Como «Nani», un total de 37.580 personas padecen alzheimer en la Comunitat, de acuerdo a la Conselleria de Sanidad. Sin embargo, Emili Marmaneu, presidente de la Federación Valenciana de Asociaciones de Familiares de Personas con Alzheimer (FEVAFA), advierte que esa cifra puede aumentar hasta el «medio millón de afectados», puesto que también repercute al entorno del enfermo.

«Muchas veces los familiares tienen que abandonar su vida laboral para poderse dedicar a cuidar al enfermo, o buscar a otra persona para que lo haga», indica. Respecto a «Nani», señala que no se trata de un caso aislado, sino que son muchos los ancianos que salen de su vivienda para hacer recados, y se desorientan, momento en el que intentan llegar, por ejemplo, a «la casa donde vivían de jóvenes o adolescentes».

Para prevenir estas situaciones agónicas, Marmaneu reclama el cumplimiento de los derechos establecidos en la Ley de la Dependencia.
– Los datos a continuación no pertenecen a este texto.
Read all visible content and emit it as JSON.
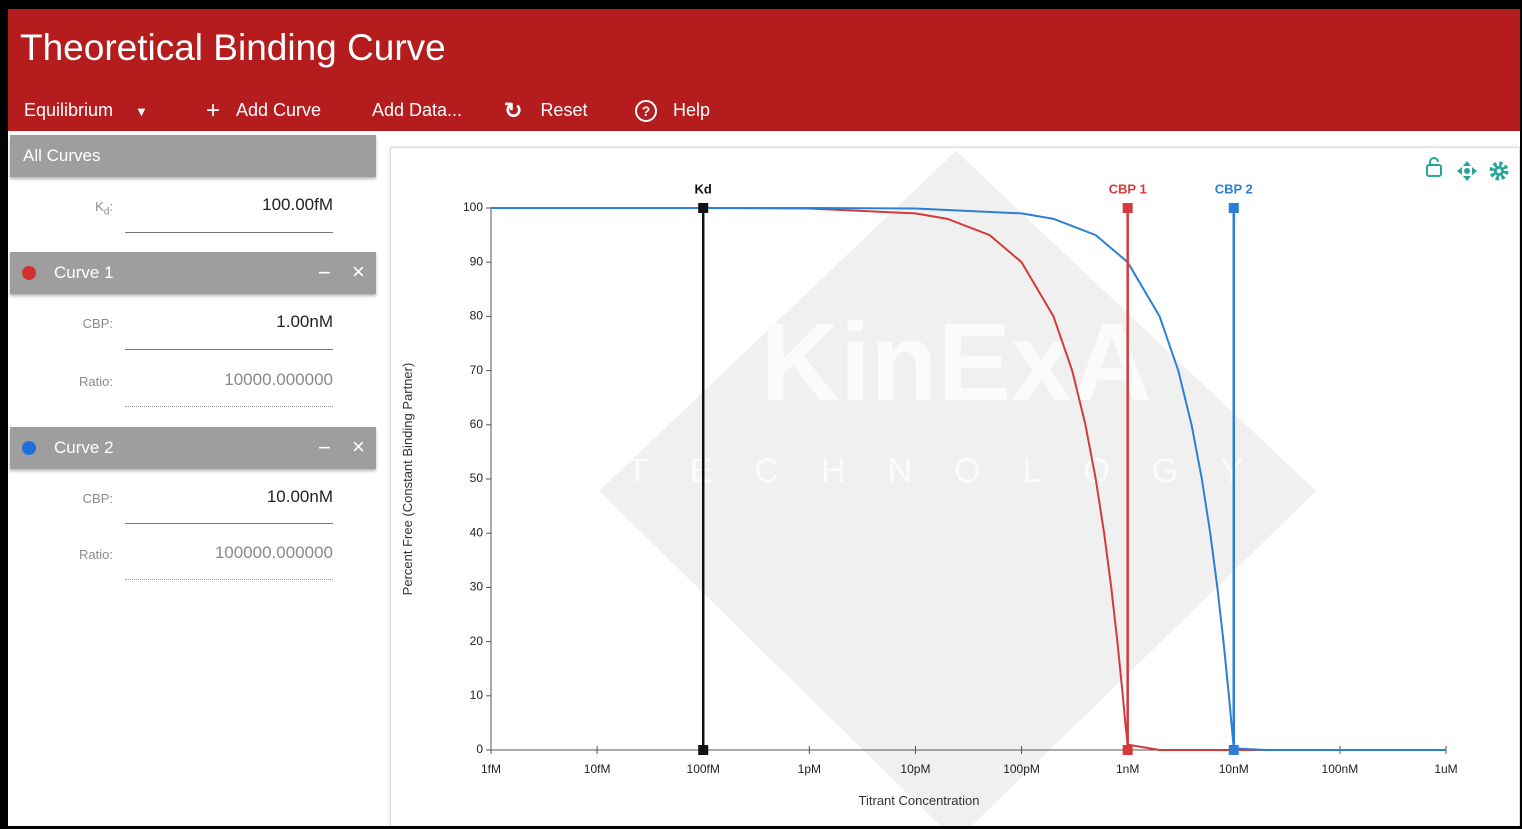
{
  "header": {
    "title": "Theoretical Binding Curve"
  },
  "toolbar": {
    "mode": "Equilibrium",
    "add_curve": "Add Curve",
    "add_data": "Add Data...",
    "reset": "Reset",
    "help": "Help"
  },
  "sidebar": {
    "all_curves": {
      "title": "All Curves",
      "kd_label": {
        "symbol": "K",
        "subscript": "d",
        "suffix": ":"
      },
      "kd_value": "100.00fM"
    },
    "curves": [
      {
        "name": "Curve 1",
        "color": "#d32f2f",
        "cbp_label": "CBP:",
        "cbp_value": "1.00nM",
        "ratio_label": "Ratio:",
        "ratio_value": "10000.000000"
      },
      {
        "name": "Curve 2",
        "color": "#1e6fd9",
        "cbp_label": "CBP:",
        "cbp_value": "10.00nM",
        "ratio_label": "Ratio:",
        "ratio_value": "100000.000000"
      }
    ]
  },
  "watermark": {
    "brand": "KinExA",
    "tagline": "TECHNOLOGY"
  },
  "chart_data": {
    "type": "line",
    "x_label": "Titrant Concentration",
    "y_label": "Percent Free (Constant Binding Partner)",
    "xscale": "log",
    "xlim": [
      1e-15,
      1e-06
    ],
    "xticks": [
      {
        "value": 1e-15,
        "label": "1fM"
      },
      {
        "value": 1e-14,
        "label": "10fM"
      },
      {
        "value": 1e-13,
        "label": "100fM"
      },
      {
        "value": 1e-12,
        "label": "1pM"
      },
      {
        "value": 1e-11,
        "label": "10pM"
      },
      {
        "value": 1e-10,
        "label": "100pM"
      },
      {
        "value": 1e-09,
        "label": "1nM"
      },
      {
        "value": 1e-08,
        "label": "10nM"
      },
      {
        "value": 1e-07,
        "label": "100nM"
      },
      {
        "value": 1e-06,
        "label": "1uM"
      }
    ],
    "ylim": [
      0,
      100
    ],
    "yticks": [
      0,
      10,
      20,
      30,
      40,
      50,
      60,
      70,
      80,
      90,
      100
    ],
    "series": [
      {
        "color": "#d43a3a",
        "x": [
          1e-15,
          1e-14,
          1e-13,
          1e-12,
          1e-11,
          2e-11,
          5e-11,
          1e-10,
          2e-10,
          3e-10,
          4e-10,
          5e-10,
          6e-10,
          7e-10,
          8e-10,
          9e-10,
          9.5e-10,
          1e-09,
          2e-09,
          1e-08,
          1e-07,
          1e-06
        ],
        "values": [
          100,
          100,
          100,
          99.9,
          99,
          98,
          95,
          90,
          80,
          70,
          60,
          50,
          40,
          30,
          20,
          10,
          5,
          1,
          0,
          0,
          0,
          0
        ]
      },
      {
        "color": "#2b7fd6",
        "x": [
          1e-15,
          1e-12,
          1e-11,
          1e-10,
          2e-10,
          5e-10,
          1e-09,
          2e-09,
          3e-09,
          4e-09,
          5e-09,
          6e-09,
          7e-09,
          8e-09,
          9e-09,
          9.5e-09,
          1e-08,
          2e-08,
          1e-07,
          1e-06
        ],
        "values": [
          100,
          100,
          99.9,
          99,
          98,
          95,
          90,
          80,
          70,
          60,
          50,
          40,
          30,
          20,
          10,
          5,
          0.3,
          0,
          0,
          0
        ]
      }
    ],
    "markers": [
      {
        "label": "Kd",
        "x": 1e-13,
        "color": "#111111"
      },
      {
        "label": "CBP 1",
        "x": 1e-09,
        "color": "#d43a3a"
      },
      {
        "label": "CBP 2",
        "x": 1e-08,
        "color": "#2b7fd6"
      }
    ]
  }
}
«El Estado solo se hace cargo del doce por ciento del coste de las familias que tienen una personas con dependencia, cuando debería ser del 50 por ciento. Ahí está uno de los grandes déficits del Estado con la Comunitat: los servicio sociales».

Sin embargo, apunta que esta Ley «habla no únicamente de dar dinero a las familias, sino de crear servicios, como centros de día y residencias específicas» para este tipo de pacientes.

Así, indica que estos servicios podrían ayudar a reducir o paliar situaciones como la de Nani, al tiempo que añade que «invertir en centros de día es ahorrar en residencias, porque un centro de día perfectamente dotado, con comedor, almuerzo, comida, transporte, duchas, gimnasio… puede tener un coste de 1.000 euros mensuales», mientras que «la residencia para personas con alzheimer específicamente cuesta entre los 3.500 y los 4.000 euros mensuales».

Finalmente, en cuanto a cómo se puede evitar que los pacientes de esta enfermedad se pierdan, Marmaneu recomienda ponerles un localizador, así como advertir al entorno de que la persona padece la enfermedad. «Si el panadero o el del quiosco saben que tu familiar tiene alzheimer y lo ven, pueden orientarlo y avisar a la familia o Policía Local».